Results: The countries of origin had a significant influence on all the biological monitoring parameters investigated. The mean blood lead concentration in the Asians of 75.4 micrograms/L was the highest level found, while the lowest concentration of 38.0 micrograms/L was measured in the German controls. Also the level of arsenic excreted in the urine was on average much higher in the persons seeking asylum than in the German controls. In the Africans a mean level of 9.7 micrograms/g creatinine was reached. The Germans had the lowest arsenic concentrations in urine of 5.3 micrograms/g creatinine. There were, however, considerable interindividual fluctuations, which are probably due to oral uptake of arsenic compounds as a result of eating seafoods. The highest mean concentration of mercury excreted in urine was found in the German controls. Values of 0.9 microgram/g creatinine were determined. The men seeking asylum from former Yugoslavia had significantly higher values than other groups for cadmium excreted in urine.

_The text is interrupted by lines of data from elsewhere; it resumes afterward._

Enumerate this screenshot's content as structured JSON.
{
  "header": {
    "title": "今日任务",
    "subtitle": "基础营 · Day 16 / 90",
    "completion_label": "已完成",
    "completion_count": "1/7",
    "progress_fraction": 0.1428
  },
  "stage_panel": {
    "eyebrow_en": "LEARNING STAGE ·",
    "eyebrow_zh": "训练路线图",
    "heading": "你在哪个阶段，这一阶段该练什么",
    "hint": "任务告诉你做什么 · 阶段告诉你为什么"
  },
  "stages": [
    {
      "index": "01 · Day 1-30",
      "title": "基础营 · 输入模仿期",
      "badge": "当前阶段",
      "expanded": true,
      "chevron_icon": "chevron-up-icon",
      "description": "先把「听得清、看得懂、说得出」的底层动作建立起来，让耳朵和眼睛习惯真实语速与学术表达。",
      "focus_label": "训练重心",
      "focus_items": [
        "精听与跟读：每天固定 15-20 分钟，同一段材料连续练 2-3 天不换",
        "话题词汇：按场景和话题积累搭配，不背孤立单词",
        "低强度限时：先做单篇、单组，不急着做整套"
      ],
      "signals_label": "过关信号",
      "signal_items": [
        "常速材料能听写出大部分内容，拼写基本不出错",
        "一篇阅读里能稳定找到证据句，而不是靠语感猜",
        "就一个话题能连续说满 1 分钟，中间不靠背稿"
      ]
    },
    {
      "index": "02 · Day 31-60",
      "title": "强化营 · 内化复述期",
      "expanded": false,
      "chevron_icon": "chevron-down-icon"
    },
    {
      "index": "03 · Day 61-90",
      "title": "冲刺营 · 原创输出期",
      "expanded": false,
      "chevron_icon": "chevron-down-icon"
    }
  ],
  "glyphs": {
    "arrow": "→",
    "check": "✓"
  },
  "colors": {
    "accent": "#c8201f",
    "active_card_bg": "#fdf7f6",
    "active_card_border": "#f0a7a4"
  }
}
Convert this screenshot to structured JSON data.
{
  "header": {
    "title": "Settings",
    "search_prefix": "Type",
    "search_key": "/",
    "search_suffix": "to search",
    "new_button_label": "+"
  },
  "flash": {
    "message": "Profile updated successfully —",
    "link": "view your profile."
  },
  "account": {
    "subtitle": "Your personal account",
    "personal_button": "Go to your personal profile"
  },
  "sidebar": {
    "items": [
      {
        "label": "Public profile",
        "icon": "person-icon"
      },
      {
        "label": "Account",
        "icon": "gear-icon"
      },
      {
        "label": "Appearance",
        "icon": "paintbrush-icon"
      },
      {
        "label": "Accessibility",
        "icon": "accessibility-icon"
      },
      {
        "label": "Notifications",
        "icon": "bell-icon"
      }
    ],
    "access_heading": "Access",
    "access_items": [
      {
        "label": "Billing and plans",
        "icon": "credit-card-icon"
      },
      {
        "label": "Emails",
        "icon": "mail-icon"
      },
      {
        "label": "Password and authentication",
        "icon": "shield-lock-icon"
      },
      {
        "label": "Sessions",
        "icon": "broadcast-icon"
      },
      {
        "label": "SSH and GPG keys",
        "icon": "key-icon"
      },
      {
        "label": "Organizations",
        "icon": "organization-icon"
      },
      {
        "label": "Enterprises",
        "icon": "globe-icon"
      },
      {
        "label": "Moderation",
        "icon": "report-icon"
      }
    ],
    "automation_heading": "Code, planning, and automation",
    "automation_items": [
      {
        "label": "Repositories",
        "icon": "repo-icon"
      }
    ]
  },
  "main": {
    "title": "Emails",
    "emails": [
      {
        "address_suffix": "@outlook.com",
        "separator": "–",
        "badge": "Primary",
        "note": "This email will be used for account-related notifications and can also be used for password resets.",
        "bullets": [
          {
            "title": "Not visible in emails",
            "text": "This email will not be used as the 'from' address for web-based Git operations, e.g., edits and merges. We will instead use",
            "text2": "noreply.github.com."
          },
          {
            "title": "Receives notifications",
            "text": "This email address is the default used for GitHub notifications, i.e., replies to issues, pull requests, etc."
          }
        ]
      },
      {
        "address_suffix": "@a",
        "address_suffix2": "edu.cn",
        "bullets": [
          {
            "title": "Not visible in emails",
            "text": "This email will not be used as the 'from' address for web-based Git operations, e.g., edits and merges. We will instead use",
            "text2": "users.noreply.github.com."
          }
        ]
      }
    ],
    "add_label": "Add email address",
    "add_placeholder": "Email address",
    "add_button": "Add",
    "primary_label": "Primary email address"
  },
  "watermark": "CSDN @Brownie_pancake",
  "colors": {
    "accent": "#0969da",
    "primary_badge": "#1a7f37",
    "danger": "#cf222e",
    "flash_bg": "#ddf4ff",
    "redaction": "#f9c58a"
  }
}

The median of 0.6 microgram/g creatinine was nearly three times as high as found in the Germans.
Conclusions: For all parameters investigated, with the exception of mercury, higher internal exposure was found in the persons seeking asylum than in the German controls. This may be due to individual life style, dietary habits or environmental conditions in the country of origin. For clinical environmental medicine, the 95th percentile, as the upper limit of the reference range, can only be regarded as an orientation aid for classifying the exposure to hazardous substances of an individual compared to other persons from the same environment.